Cellular factors involved in the hepatitis C virus life cycle

Figure 1 Model of hepatitis C virus particles (lipo-viral particles) secreted from cells. A: Most of the lipo-viral particles (LPV)’s membrane is a lipid monolayer. A bilayer-containing region is where the viral envelope proteins (i.e., E1 and E2) are inserted. Viral envelope proteins may also exist in the phospholipid monolayer membrane. Though the precise structure has not yet been determined, LVPs are believed to have multiple copies of Apo-E and less Apo-A1 molecules but only one Apo-B100 molecule (left). Some LPVs may not have Apo-B (right). Within the phospholipid monolayer, there are the core proteins wrapping the viral RNA genome and neutral lipids (e.g., cholesterol esters and triglycerides); B: Serum lipoproteins are possibly associated with hepatitis C virus particles in different ways. HCV: Hepatitis C virus.

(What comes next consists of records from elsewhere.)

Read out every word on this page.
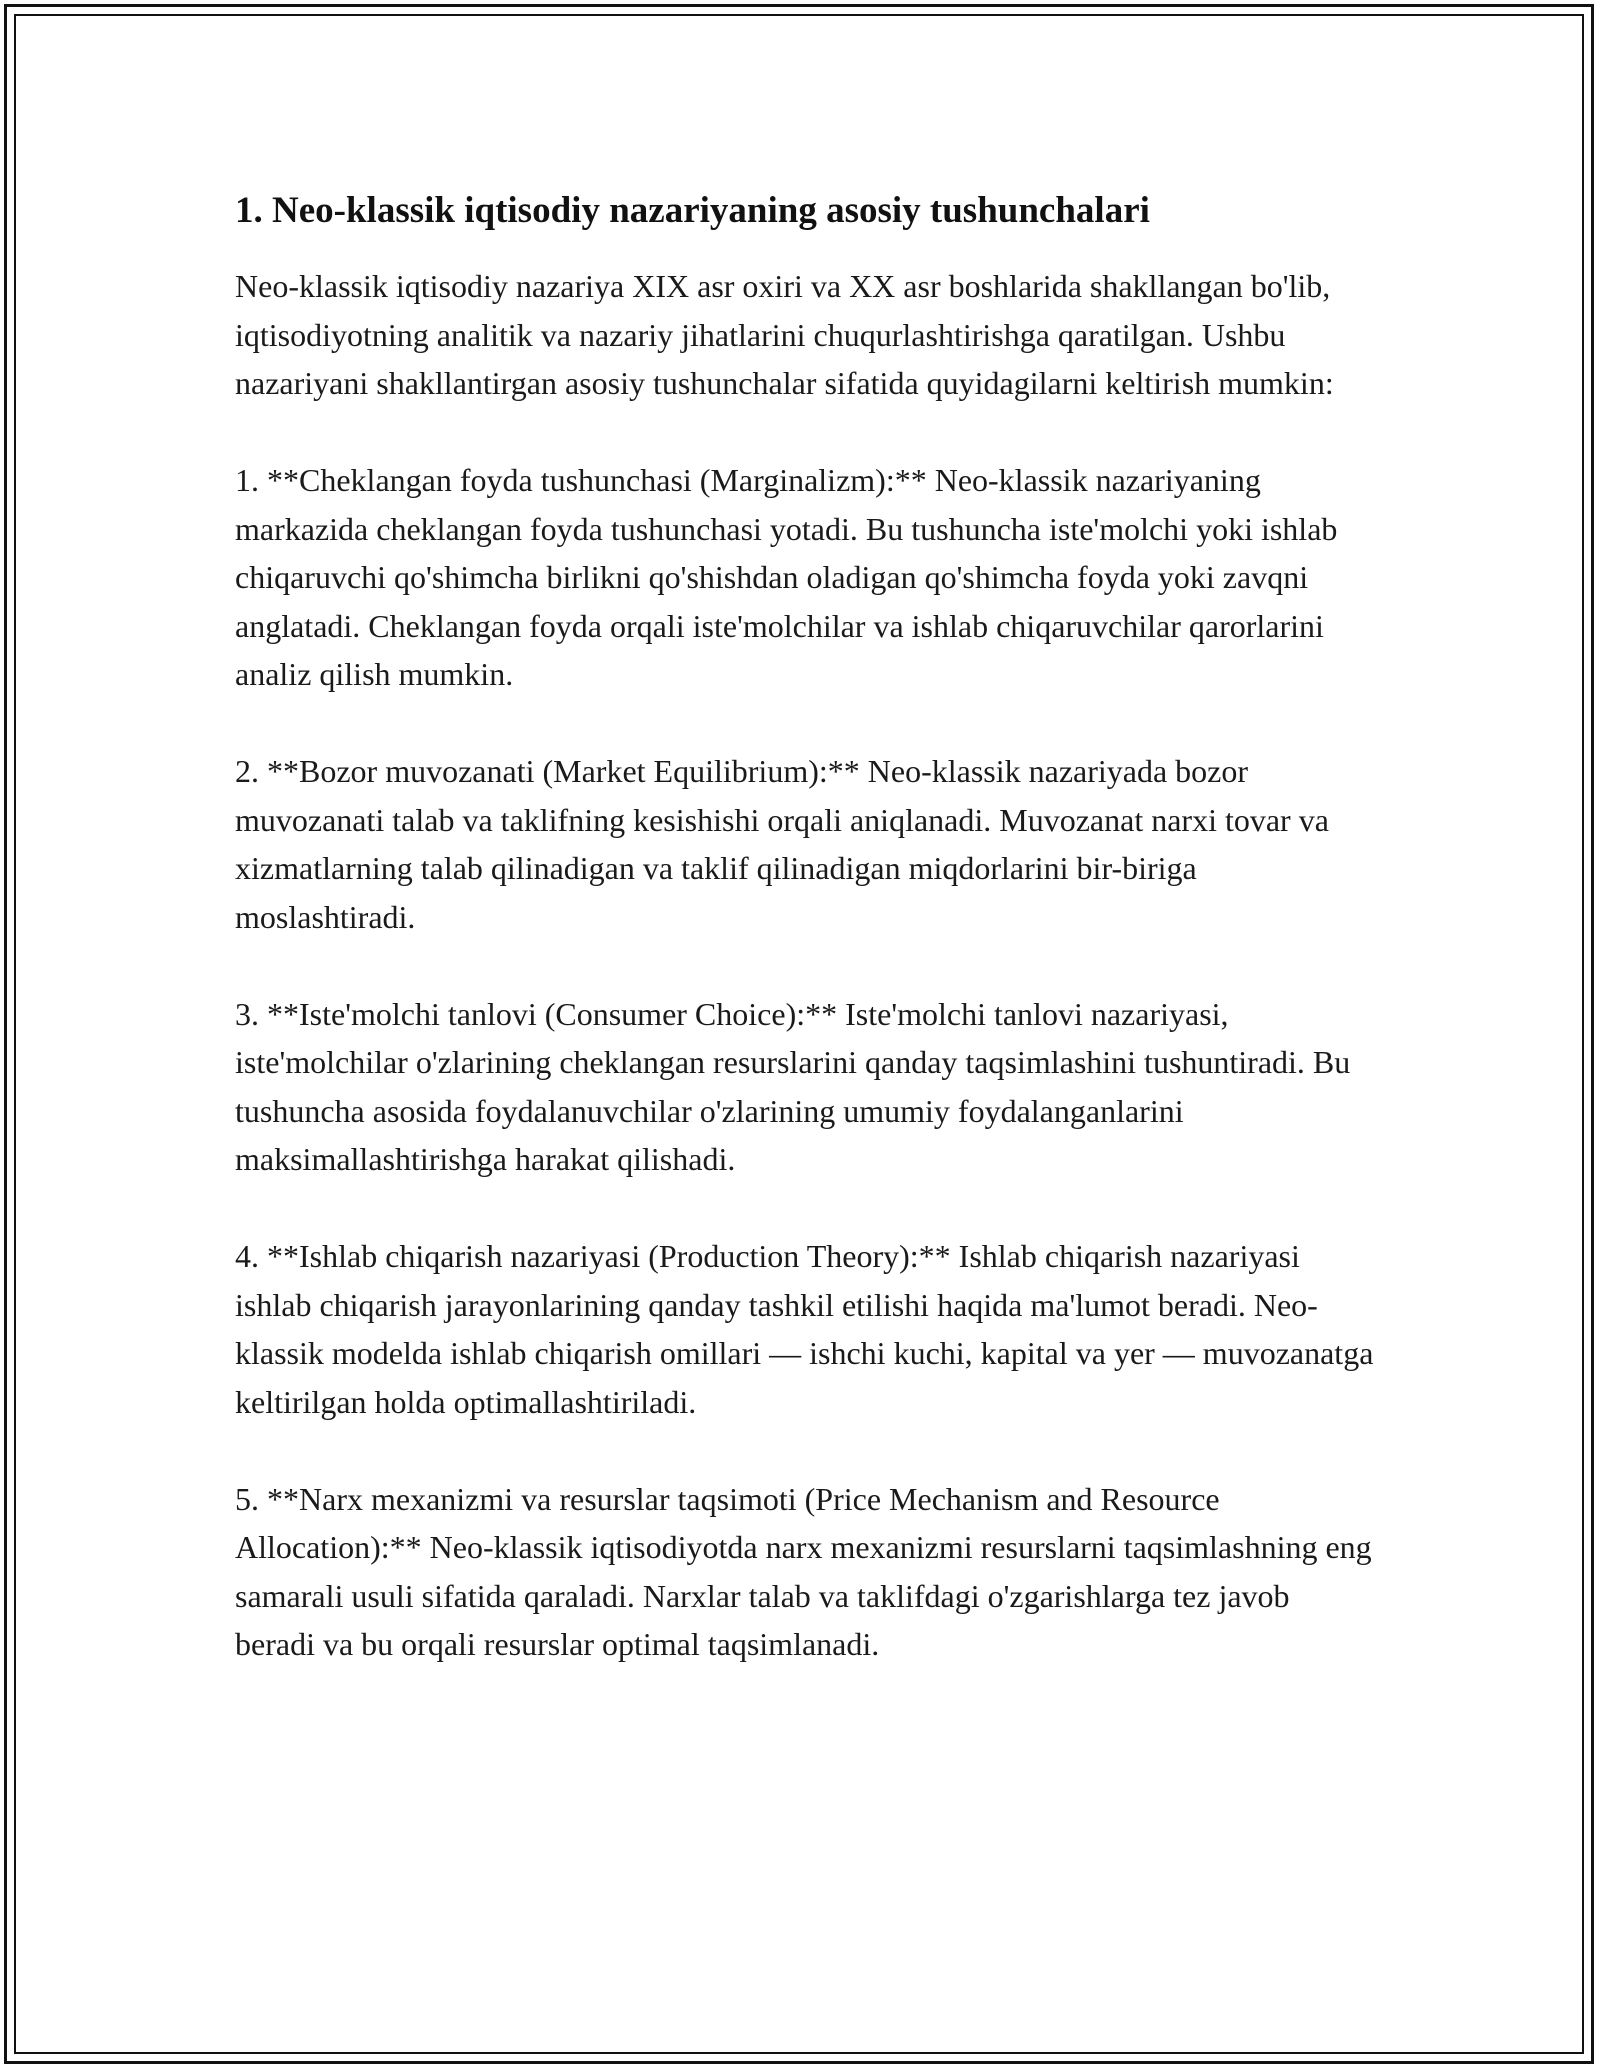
1. Neo-klassik iqtisodiy nazariyaning asosiy tushunchalari

Neo-klassik iqtisodiy nazariya XIX asr oxiri va XX asr boshlarida shakllangan bo'lib, iqtisodiyotning analitik va nazariy jihatlarini chuqurlashtirishga qaratilgan. Ushbu nazariyani shakllantirgan asosiy tushunchalar sifatida quyidagilarni keltirish mumkin:

1. **Cheklangan foyda tushunchasi (Marginalizm):** Neo-klassik nazariyaning markazida cheklangan foyda tushunchasi yotadi. Bu tushuncha iste'molchi yoki ishlab chiqaruvchi qo'shimcha birlikni qo'shishdan oladigan qo'shimcha foyda yoki zavqni anglatadi. Cheklangan foyda orqali iste'molchilar va ishlab chiqaruvchilar qarorlarini analiz qilish mumkin.

2. **Bozor muvozanati (Market Equilibrium):** Neo-klassik nazariyada bozor muvozanati talab va taklifning kesishishi orqali aniqlanadi. Muvozanat narxi tovar va xizmatlarning talab qilinadigan va taklif qilinadigan miqdorlarini bir-biriga moslashtiradi.

3. **Iste'molchi tanlovi (Consumer Choice):** Iste'molchi tanlovi nazariyasi, iste'molchilar o'zlarining cheklangan resurslarini qanday taqsimlashini tushuntiradi. Bu tushuncha asosida foydalanuvchilar o'zlarining umumiy foydalanganlarini maksimallashtirishga harakat qilishadi.

4. **Ishlab chiqarish nazariyasi (Production Theory):** Ishlab chiqarish nazariyasi ishlab chiqarish jarayonlarining qanday tashkil etilishi haqida ma'lumot beradi. Neo-klassik modelda ishlab chiqarish omillari — ishchi kuchi, kapital va yer — muvozanatga keltirilgan holda optimallashtiriladi.

5. **Narx mexanizmi va resurslar taqsimoti (Price Mechanism and Resource Allocation):** Neo-klassik iqtisodiyotda narx mexanizmi resurslarni taqsimlashning eng samarali usuli sifatida qaraladi. Narxlar talab va taklifdagi o'zgarishlarga tez javob beradi va bu orqali resurslar optimal taqsimlanadi.
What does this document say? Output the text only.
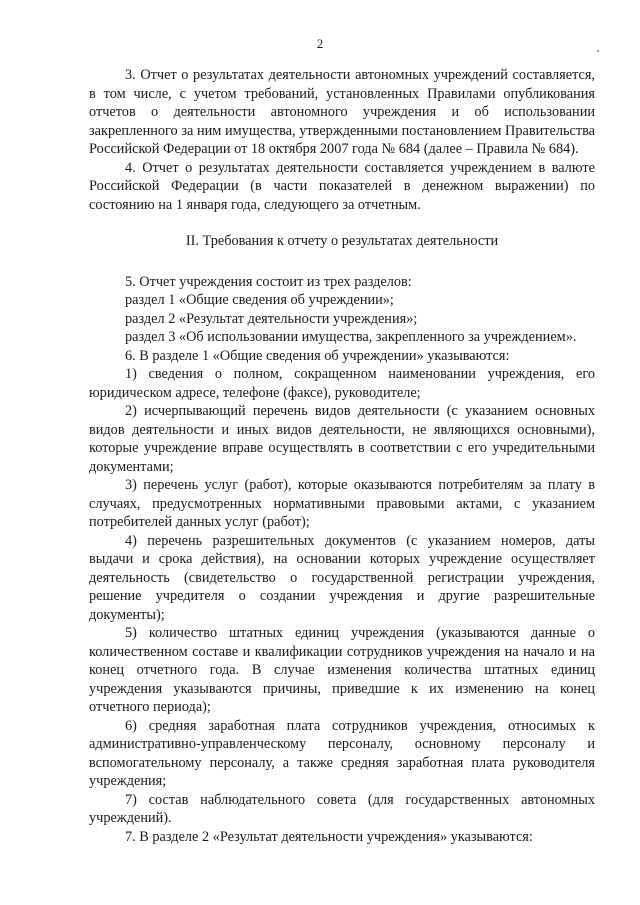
2

3. Отчет о результатах деятельности автономных учреждений составляется, в том числе, с учетом требований, установленных Правилами опубликования отчетов о деятельности автономного учреждения и об использовании закрепленного за ним имущества, утвержденными постановлением Правительства Российской Федерации от 18 октября 2007 года № 684 (далее – Правила № 684).

4. Отчет о результатах деятельности составляется учреждением в валюте Российской Федерации (в части показателей в денежном выражении) по состоянию на 1 января года, следующего за отчетным.

II. Требования к отчету о результатах деятельности

5. Отчет учреждения состоит из трех разделов:

раздел 1 «Общие сведения об учреждении»;

раздел 2 «Результат деятельности учреждения»;

раздел 3 «Об использовании имущества, закрепленного за учреждением».

6. В разделе 1 «Общие сведения об учреждении» указываются:

1) сведения о полном, сокращенном наименовании учреждения, его юридическом адресе, телефоне (факсе), руководителе;

2) исчерпывающий перечень видов деятельности (с указанием основных видов деятельности и иных видов деятельности, не являющихся основными), которые учреждение вправе осуществлять в соответствии с его учредительными документами;

3) перечень услуг (работ), которые оказываются потребителям за плату в случаях, предусмотренных нормативными правовыми актами, с указанием потребителей данных услуг (работ);

4) перечень разрешительных документов (с указанием номеров, даты выдачи и срока действия), на основании которых учреждение осуществляет деятельность (свидетельство о государственной регистрации учреждения, решение учредителя о создании учреждения и другие разрешительные документы);

5) количество штатных единиц учреждения (указываются данные о количественном составе и квалификации сотрудников учреждения на начало и на конец отчетного года. В случае изменения количества штатных единиц учреждения указываются причины, приведшие к их изменению на конец отчетного периода);

6) средняя заработная плата сотрудников учреждения, относимых к административно-управленческому персоналу, основному персоналу и вспомогательному персоналу, а также средняя заработная плата руководителя учреждения;

7) состав наблюдательного совета (для государственных автономных учреждений).

7. В разделе 2 «Результат деятельности учреждения» указываются:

Figure 2 Model of cell-free virus entry into hepatocytes. Hepatitis C virus (HCV) lipo-viral particles (LPVs) may be captured by DC-SIGN on the dendritic cells or L-SIGN on the endothelium in the sinusoidal space. After transfer to Space of Disse, HCV LPVs could attach to the hepatocytes through interacting with highly sulfated heparan sulfate proteoglycans, low-density lipoprotein receptor and scavenger receptor class B type 1 (1). This attachment allows the engagement of LPVs to cluster of differentiation 81 (CD81) and then induces the epidermal growth factor receptor receptor signaling (2). Lateral diffusion of the CD81–HCV complexes results in the association of CD81–HCV with Claudin-1 (3) and then OCLIN (4). Formation of the HCV–CD81–CLDN1–OCLIN complex allows viral particles internalized through clathrin-dependent endocytosis (5). Endosomal acidification induces the fusion of viral particles possibly through E1 and leads to the release of the viral genomic RNA into cytosol (6). HSPGs: Heparan sulfate proteoglycans; HCV: Hepatitis C virus; EGFR: Epidermal growth factor receptor; LDLR: Low-density lipoprotein receptor.

Figure 3 Hepatitis C virus protein translation. A: Translation of hepatitis C virus (HCV) genomic RNA is regulated by the internal ribosome entry site in the 5’-untranslated region (5’UTR) along with a short segment of the core gene sequence, the cis-acting replication element in the NS5B coding region and by the entire 3’UTR. Binding sites for eIF3 and 40S were marked. The start and stop codons for protein translation are marked by black squares, while two recognition sites on the 5’UTR for miR122 are marked by black rectangles; B: Polyprotein is co- and post-translationally cleaved by host or viral proteases to yield the structural proteins (core, E1 and E2) and the nonstructural proteins (p7, NS2, NS3, NS4A, NS4B, NS5A and NS5B proteins). Core, E1 and E2 are processed by cellular signal peptidase (filled arrowhead). Mature core protein will be generated after further cleavage by signal peptide peptidase (empty arrowhead)[317]. The NS2/NS3 junction site is cleaved by the NS2–NS3 auto-protease[318] (empty arrow), and the remaining nonstructural proteins are processed by the NS3/4A proteinase[319] (filled arrow); C: All of the HCV proteins are associated with endoplasmic reticulum directly or indirectly[320]; D: Then, NS3, NS4A, NS4B, NS5A and NS5B proteins will form the replication complex. Core and NS5A proteins will be transferred to lipid droplets, while E1 and E2 proteins will stay in the assembly sites. IRES: Internal ribosome entry site; 5’UTR: 5’-untranslated region.

Figure 4 A proposed model for hepatitis C virus assembly. Lipid droplets (LDs) are surrounded by endoplasmic reticulum (ER)[321]. LDs with a hepatitis C virus (HCV) core and NS5A proteins are close to replication sites [double membrane vesicle (DMV)] and assembly sites. HCV genomic RNA synthesized by the replication complex (NS3–NS5B proteins) in the DMVs will be transferred by NS5A and NS3-4A proteins and encapsidated by the core proteins to form the nucleocapsid. Then, the HCV nucleocapsid will interact with glycoproteins E1/E2 in the assembly sites and bud into the ER lumen. Both Apo-B-dependent and -independent mechanisms are possibly involved in HCV particle assembly. One model shows the production of a fused form of HCV with very-low-density lipoproteins. Another model shows the budding of HCV particles with several apolipoproteins but not Apo-B. Nascent viral particles may be further lipidated by luminal lipoproteins and incorporated with exchangeable apolipoproteins. ER: Endoplasmic reticulum.